Han Derang (; 941–1011), known for his Khitan name,  Yelü  Longyun (), Xingning (), or Yaoge () was a Chinese politician. He served as the Prime Minister of Liao Dynasty during the reign of Empress Xiao Chuo. He was a native of Hebei Yutian (祖籍河北玉田) and born into the Shihou Family.

Early life
Han Derang was born in 941 as the fourth son of Han Kuangsi, King of Qin (韓匡嗣 秦王) and Lady Xiao (蕭氏). However, his father died in Southwest Nanjing after he went there to meet an envoy.

Political career

Reign of Emperor Jingzong
Han Derang served as a military officer in 979 (10th-year reign of Emperor Jingzong of Liao). He was gradually promoted He stayed in Nanjing and became the most influential and powerful minister not long after his promotion.

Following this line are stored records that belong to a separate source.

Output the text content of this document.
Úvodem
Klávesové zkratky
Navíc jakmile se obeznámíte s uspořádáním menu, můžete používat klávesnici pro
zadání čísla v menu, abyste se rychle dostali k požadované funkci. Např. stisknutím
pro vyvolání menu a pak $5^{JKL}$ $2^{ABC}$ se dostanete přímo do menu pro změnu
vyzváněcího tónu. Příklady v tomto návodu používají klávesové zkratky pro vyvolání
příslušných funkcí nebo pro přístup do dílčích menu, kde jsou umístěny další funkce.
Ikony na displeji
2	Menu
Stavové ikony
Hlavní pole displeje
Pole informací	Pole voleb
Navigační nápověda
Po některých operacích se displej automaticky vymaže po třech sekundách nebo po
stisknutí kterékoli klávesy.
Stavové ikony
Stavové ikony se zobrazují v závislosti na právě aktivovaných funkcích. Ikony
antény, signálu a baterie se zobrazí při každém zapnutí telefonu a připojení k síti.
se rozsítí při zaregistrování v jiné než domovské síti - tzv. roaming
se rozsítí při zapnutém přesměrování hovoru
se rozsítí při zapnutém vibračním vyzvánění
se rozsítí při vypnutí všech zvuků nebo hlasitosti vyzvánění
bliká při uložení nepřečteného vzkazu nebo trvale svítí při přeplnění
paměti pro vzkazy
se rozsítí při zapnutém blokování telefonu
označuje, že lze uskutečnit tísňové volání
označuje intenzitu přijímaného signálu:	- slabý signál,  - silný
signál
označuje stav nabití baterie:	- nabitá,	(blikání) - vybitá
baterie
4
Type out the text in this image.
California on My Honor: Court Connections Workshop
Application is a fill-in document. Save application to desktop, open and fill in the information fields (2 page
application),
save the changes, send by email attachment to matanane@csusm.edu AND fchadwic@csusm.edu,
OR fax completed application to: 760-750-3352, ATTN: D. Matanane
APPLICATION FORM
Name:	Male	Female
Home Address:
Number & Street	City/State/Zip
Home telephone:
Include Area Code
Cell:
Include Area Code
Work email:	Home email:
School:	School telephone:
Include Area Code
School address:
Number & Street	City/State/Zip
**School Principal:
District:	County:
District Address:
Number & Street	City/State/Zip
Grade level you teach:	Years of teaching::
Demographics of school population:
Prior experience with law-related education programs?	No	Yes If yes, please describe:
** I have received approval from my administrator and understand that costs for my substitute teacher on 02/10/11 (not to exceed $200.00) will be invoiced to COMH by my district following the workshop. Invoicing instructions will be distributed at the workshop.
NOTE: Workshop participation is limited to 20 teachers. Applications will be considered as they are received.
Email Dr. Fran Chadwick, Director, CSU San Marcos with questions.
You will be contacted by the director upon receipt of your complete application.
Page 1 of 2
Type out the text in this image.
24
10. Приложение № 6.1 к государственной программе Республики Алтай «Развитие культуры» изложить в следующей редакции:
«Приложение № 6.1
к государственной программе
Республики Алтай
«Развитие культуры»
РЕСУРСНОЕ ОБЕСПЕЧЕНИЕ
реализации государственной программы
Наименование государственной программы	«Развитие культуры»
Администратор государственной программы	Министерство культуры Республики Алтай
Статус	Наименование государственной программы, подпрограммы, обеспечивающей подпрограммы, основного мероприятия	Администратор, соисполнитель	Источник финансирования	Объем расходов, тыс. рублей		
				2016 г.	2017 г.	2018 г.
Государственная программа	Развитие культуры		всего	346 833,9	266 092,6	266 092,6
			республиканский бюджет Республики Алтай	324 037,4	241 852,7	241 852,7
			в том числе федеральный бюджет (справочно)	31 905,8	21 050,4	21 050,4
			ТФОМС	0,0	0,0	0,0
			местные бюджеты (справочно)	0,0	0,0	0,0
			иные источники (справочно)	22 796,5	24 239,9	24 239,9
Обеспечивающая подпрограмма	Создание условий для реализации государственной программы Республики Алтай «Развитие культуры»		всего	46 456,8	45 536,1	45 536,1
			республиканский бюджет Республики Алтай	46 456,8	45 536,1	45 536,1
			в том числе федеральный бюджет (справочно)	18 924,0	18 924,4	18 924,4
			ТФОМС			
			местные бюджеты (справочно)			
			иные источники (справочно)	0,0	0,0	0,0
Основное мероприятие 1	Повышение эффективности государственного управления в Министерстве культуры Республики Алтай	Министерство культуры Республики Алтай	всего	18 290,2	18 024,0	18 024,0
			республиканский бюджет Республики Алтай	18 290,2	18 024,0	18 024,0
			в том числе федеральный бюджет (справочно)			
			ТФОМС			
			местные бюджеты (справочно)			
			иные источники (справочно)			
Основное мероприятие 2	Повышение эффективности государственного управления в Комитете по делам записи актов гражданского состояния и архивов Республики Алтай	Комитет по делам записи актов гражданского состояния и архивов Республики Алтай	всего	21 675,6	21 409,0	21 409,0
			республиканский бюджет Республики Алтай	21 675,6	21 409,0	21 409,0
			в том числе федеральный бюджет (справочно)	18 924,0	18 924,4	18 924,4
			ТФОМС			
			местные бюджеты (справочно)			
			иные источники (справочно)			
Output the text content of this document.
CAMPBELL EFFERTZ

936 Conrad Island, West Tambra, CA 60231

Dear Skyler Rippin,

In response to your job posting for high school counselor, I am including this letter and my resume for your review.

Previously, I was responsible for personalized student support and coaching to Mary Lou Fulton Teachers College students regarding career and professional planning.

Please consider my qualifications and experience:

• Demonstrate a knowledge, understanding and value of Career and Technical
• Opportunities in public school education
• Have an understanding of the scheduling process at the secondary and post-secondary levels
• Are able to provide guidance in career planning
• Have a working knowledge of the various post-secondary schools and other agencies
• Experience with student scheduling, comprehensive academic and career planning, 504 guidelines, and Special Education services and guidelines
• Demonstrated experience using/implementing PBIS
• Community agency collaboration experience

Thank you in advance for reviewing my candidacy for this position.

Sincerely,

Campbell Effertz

In 979, the first year of Qianheng (乾亨), Han fought against the Northern Song Dynasty's invasion at Youdu, Nanjing and was awarded the Liaoxing Army (辽兴军) not long after his campaign against it. After this, he entered North Court as the Secret Envoy from the South Court and become the most powerful person among the Han people. At this time, Han was already 38.

Reign of Emperor Shengzong 
When Emperor Jingzong's oldest son, Yelü Longxu (耶律隆绪) ascended the throne as Emperor Shengzong in 982, Empress Xiao, Jingzong's widow become his regent because Shengzong was only 11 years old. She ordered Han Derang to take charge of the Imperial guards. In 985, Han became a politician and Prime Minister of Liao. Han took an important role in decision-making and in stabilizing the political situation in Shengzong's early years. 

Han led his army to defeat Cao Bin (曹彬) and Mi Xin (米信)'s troops in their Expedition to Northern Song Dynasty. Han became Duke of Chuguo (楚国公) and then King of Chu (楚王). He was later appointed as both Prime Minister of Northern Song (北府宰相) and the Secret Envoy of the Privy Council (兼领枢密使). He was Privy Councilor of Northern Song (兼北院枢密使) too. The Emperor entrusted him and made him King of Qi (齐王). 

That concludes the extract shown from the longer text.